En mettant en lumière le rôle de la sérotonine lors de la consommation de cocaïne, des scientifiques genevois sont parvenus à expliquer pourquoi l’addiction à cette drogue ne guette qu’une personne sur cinq. Ces travaux sont publiés dans la revue Science.
L’addiction est définie comme la recherche compulsive d’une substance en dépit des conséquences négatives. La dépendance est, elle, caractérisée comme la survenue d’un symptôme de sevrage - dont les effets physiques varient beaucoup d’une substance à l’autre - à l’arrêt brusque d’une consommation.
Elle touche ainsi tout le monde, tandis que l’addiction n’affecte qu’une minorité de consommateurs, même après une exposition prolongée. On estime par exemple le taux d’addicts à 20% pour la cocaïne et à 30% pour les opiacés, a indiqué jeudi l'Université de Genève (UNIGE) dans un communiqué.
"Le même principe s’applique à tous les produits potentiellement addictifs", indique Christian Lüscher, professeur au Département des neurosciences fondamentales de l’UNIGE, qui a dirigé ces travaux. "En Suisse, quasiment tous les adultes consomment de temps à autre de l’alcool, qui est un fort stimulateur du système de récompense. Or, seule une petite partie d’entre eux deviendra alcoolique", note le spécialiste, cité dans le communiqué.

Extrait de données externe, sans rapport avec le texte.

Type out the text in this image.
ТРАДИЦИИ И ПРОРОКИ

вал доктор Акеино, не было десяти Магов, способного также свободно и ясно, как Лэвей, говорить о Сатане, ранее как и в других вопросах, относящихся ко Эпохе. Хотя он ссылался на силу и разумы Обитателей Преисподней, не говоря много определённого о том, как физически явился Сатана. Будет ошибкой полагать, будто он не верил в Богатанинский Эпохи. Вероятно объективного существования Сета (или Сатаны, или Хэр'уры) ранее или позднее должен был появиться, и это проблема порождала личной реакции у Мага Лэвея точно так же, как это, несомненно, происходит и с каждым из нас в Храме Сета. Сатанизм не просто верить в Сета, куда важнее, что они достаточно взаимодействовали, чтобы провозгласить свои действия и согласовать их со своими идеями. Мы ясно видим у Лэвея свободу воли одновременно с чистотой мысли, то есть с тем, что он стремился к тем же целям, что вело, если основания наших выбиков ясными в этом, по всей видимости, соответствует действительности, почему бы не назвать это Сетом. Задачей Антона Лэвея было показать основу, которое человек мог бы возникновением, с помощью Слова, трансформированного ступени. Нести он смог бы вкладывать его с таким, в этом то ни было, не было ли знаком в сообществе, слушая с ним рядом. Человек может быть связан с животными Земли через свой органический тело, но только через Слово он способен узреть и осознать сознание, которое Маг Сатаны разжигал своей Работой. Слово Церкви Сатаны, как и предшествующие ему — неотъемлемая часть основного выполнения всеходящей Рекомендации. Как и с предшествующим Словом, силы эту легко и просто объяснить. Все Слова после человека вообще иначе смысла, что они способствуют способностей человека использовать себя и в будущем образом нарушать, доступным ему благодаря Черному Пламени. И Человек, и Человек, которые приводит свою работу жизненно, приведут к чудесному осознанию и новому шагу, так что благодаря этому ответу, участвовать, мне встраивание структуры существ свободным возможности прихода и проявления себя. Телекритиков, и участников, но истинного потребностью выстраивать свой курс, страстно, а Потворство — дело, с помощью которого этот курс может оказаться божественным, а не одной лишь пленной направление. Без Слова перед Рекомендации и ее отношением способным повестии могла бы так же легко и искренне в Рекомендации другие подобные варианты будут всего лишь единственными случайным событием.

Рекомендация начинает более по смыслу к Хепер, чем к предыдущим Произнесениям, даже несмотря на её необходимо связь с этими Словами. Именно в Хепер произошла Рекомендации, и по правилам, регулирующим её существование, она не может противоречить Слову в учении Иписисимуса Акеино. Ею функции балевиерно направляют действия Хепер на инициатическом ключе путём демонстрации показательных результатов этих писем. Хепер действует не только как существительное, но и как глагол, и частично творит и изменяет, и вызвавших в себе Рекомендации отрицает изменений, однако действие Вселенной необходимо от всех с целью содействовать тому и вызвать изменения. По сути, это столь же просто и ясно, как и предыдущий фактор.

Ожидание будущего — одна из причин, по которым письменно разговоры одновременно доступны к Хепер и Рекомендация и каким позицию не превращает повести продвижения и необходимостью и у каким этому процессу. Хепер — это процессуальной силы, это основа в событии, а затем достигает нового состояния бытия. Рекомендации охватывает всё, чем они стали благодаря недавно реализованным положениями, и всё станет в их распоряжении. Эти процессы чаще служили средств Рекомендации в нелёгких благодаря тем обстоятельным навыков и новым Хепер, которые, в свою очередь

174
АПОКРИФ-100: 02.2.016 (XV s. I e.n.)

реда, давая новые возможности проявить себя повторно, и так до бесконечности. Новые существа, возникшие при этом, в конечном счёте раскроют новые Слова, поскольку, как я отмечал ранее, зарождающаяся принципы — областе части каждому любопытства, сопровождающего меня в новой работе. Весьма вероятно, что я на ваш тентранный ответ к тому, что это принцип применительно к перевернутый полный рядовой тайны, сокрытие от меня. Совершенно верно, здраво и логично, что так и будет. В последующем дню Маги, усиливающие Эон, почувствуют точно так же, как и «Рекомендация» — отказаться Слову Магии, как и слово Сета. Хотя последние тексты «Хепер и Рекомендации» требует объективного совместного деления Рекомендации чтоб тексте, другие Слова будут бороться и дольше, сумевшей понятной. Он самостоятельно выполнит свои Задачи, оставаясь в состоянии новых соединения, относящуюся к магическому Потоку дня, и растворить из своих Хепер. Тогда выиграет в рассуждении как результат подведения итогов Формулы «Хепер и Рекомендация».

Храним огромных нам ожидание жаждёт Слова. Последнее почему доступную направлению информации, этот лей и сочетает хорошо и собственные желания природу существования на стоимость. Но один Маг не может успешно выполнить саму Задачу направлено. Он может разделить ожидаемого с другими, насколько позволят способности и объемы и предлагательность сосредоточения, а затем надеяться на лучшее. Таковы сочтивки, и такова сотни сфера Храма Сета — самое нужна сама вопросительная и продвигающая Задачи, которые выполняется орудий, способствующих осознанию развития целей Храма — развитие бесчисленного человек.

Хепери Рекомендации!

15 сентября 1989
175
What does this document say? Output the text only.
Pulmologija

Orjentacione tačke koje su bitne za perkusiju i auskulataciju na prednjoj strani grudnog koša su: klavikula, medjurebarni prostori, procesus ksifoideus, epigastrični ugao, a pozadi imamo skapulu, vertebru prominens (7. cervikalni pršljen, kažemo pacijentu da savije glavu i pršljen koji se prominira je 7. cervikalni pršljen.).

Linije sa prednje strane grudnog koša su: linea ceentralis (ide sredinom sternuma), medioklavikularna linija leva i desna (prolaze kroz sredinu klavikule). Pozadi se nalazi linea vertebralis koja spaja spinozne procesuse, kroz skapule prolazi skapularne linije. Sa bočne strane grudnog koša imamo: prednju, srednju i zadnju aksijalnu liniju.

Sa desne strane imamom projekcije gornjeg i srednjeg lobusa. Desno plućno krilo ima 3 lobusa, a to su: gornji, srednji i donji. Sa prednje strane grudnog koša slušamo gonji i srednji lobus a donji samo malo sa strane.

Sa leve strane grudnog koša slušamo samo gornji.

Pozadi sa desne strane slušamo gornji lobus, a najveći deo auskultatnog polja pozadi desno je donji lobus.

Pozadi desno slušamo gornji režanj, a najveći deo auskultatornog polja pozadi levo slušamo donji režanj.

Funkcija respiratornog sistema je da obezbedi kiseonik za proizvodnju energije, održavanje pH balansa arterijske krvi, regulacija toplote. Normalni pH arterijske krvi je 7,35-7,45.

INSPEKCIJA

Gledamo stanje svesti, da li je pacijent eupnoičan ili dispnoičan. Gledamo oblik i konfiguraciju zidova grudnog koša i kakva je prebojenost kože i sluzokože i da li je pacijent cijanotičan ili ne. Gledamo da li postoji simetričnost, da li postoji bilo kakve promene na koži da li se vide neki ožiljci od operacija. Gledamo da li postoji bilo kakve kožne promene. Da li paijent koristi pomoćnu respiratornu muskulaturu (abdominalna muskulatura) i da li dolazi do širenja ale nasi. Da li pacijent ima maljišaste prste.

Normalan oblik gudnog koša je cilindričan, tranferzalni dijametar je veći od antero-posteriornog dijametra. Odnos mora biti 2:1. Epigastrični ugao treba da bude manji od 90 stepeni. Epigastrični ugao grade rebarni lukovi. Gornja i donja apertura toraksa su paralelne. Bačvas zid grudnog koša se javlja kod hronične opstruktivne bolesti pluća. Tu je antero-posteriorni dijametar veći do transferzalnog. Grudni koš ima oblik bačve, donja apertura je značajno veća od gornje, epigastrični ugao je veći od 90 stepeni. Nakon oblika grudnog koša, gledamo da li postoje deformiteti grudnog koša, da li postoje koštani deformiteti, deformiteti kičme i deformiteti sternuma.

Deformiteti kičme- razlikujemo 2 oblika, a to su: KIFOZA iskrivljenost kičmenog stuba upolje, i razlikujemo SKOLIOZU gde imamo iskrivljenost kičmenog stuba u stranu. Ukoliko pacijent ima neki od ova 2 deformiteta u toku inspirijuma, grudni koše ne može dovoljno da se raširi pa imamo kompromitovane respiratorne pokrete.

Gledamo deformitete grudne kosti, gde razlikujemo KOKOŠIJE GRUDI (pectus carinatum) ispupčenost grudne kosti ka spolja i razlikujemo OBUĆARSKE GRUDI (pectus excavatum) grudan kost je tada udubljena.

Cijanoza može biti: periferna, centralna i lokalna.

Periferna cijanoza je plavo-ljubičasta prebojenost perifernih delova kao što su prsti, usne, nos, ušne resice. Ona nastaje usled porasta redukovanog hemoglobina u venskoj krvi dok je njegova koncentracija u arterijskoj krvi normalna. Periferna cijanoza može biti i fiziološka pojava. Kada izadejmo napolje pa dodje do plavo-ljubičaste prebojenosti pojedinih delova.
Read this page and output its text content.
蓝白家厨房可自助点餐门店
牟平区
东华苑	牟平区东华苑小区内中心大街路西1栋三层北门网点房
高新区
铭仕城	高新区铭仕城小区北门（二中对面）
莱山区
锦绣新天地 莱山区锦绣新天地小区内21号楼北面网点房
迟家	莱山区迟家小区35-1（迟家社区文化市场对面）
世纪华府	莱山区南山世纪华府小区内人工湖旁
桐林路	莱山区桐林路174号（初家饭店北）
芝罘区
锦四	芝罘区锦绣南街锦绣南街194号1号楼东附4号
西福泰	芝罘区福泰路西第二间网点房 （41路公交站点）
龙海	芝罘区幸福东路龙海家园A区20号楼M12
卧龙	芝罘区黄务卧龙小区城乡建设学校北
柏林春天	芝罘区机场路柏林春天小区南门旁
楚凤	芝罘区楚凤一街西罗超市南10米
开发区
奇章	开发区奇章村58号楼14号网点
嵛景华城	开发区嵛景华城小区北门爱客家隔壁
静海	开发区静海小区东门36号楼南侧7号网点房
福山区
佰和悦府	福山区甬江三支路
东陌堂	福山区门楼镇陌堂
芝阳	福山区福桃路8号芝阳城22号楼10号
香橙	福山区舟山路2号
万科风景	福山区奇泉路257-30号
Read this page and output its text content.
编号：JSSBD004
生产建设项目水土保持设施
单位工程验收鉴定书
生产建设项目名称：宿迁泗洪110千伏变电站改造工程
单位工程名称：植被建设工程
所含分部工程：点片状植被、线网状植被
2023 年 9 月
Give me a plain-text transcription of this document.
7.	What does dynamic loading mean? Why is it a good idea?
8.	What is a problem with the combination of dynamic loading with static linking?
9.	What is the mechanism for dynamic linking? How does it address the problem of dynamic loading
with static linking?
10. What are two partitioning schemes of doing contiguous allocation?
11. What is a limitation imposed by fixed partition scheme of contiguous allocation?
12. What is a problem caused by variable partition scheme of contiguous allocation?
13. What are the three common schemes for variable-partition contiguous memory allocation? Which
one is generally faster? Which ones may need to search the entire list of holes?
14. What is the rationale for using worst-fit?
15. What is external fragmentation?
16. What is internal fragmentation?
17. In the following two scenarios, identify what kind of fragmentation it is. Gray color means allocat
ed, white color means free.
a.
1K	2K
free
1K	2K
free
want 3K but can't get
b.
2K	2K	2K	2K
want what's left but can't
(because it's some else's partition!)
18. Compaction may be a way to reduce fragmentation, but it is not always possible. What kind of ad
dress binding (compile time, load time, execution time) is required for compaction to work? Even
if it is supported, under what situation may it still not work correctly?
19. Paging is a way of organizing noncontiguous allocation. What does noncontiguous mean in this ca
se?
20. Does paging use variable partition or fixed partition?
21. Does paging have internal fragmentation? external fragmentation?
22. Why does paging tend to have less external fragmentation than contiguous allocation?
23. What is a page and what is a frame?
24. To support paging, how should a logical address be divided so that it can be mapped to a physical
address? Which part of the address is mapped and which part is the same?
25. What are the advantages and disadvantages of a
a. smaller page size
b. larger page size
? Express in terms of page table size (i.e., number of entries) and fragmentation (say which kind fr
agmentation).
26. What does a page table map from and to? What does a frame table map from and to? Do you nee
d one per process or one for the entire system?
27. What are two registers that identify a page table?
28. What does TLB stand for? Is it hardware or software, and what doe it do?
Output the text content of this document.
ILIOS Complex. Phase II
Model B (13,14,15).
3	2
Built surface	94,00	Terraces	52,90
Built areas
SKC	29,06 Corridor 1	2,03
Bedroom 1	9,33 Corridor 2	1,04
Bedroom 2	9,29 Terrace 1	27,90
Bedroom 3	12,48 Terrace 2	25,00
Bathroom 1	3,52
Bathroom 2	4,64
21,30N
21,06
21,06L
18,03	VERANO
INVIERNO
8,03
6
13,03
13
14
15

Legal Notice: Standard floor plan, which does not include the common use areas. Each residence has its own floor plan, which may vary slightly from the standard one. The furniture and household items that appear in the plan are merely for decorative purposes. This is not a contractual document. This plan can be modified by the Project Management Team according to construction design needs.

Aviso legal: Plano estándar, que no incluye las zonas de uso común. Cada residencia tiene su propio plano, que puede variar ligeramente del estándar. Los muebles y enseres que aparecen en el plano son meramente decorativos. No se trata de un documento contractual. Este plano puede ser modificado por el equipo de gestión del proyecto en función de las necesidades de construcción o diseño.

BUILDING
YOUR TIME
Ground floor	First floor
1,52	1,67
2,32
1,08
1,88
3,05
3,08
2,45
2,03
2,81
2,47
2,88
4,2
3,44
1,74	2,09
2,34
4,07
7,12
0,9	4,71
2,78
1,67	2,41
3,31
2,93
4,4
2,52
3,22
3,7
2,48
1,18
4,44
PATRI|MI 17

Une souris sur cinq continue
Afin d’évaluer comment l’addiction à la cocaïne apparaît dans le cerveau, l’équipe de recherche a mis au point une série d’expériences. "La plupart du temps, les expériences scientifiques visent à reproduire un mécanisme systématique. Ici, la difficulté réside dans le fait d’observer un phénomène aléatoire, qui ne se déclenche qu’une fois sur cinq", explique Yue Li, chercheuse dans le laboratoire de Christian Lüscher et première auteure de l’étude.
Les scientifiques ont d’abord appris à un large groupe de souris à s’administrer de la cocaïne de manière volontaire, puis ont ajouté une contrainte: à chaque auto-administration de cocaïne, les souris recevaient un léger stimulus désagréable (choc électrique ou jet d’air).
Deux groupes ont alors émergé: 80% d’entre elles ont cessé leur consommation, tandis que 20% ont continué, en dépit du désagrément causé. "Ce comportement compulsif est précisément ce qui définit l’addiction, qui affecte 20% des individus, chez les souris comme chez les êtres humains", souligne Vincent Pascoli, collaborateur scientifique dans le groupe genevois et co-auteur de cette étude.
Hausse de la sérotonine
La cocaïne a la particularité de déclencher une augmentation massive de sérotonine en plus de l’augmentation du neurotransmetteur dopamine commune à toutes les drogues. Les chercheurs ont donc renouvelé l'expérience avec des souris chez qui la cocaïne n’est plus liée au transporteur de la sérotonine, afin que seule la dopamine augmente lors de la prise de substance.
Résultat: 60% des animaux développent alors une addiction. Même constat chez d’autres animaux avec un protocole de stimulation du système de récompense qui n’affecte pas la sérotonine. "Si l’on administre de la sérotonine à ce dernier groupe, le taux d’addiction retombe à 20%", indique Christian Lüscher.
Le cerveau dispose donc bien d’une sorte de frein naturel efficace contre la cocaïne quatre fois sur cinq. L’addiction apparaît lorsqu’un déséquilibre se crée entre les deux neurorégulateurs et que la dopamine supplante la sérotonine.
Autres drogues
"Concrètement, la dopamine déclenche un phénomène de plasticité synaptique, au travers du renforcement des connexions entre les synapses du cortex et celles du striatum dorsal. Cette stimulation intense du système de la récompense déclenche la compulsion. La sérotonine a l’effet inverse en inhibant le renforcement induit par la dopamine pour garder le système de la récompense sous contrôle", détaille le Pr. Lüscher.
Outre l’augmentation de la dopamine, chaque substance a ses spécificités et son effet sur le cerveau. Les neuroscientifiques genevois vont maintenant se pencher sur les opiacés - plus addictifs que la cocaïne - et sur la kétamine, qui l’est beaucoup moins. Le but est de comprendre en détail comment le cerveau réagit à ces drogues et pourquoi certaines personnes sont beaucoup plus vulnérables à leurs effets néfastes que d’autres.
"Il s'agit maintenant d'examiner si des modifications épigénétiques sont en cause dans le fait que certains développent une addiction et d'autres pas", a indiqué le professeur genevois à Keystone-ATS. Des traumatismes peuvent par exemple provoquer de tels changements dans l'expression des gènes, et éventuellement perturber le mécanisme de la sérotonine.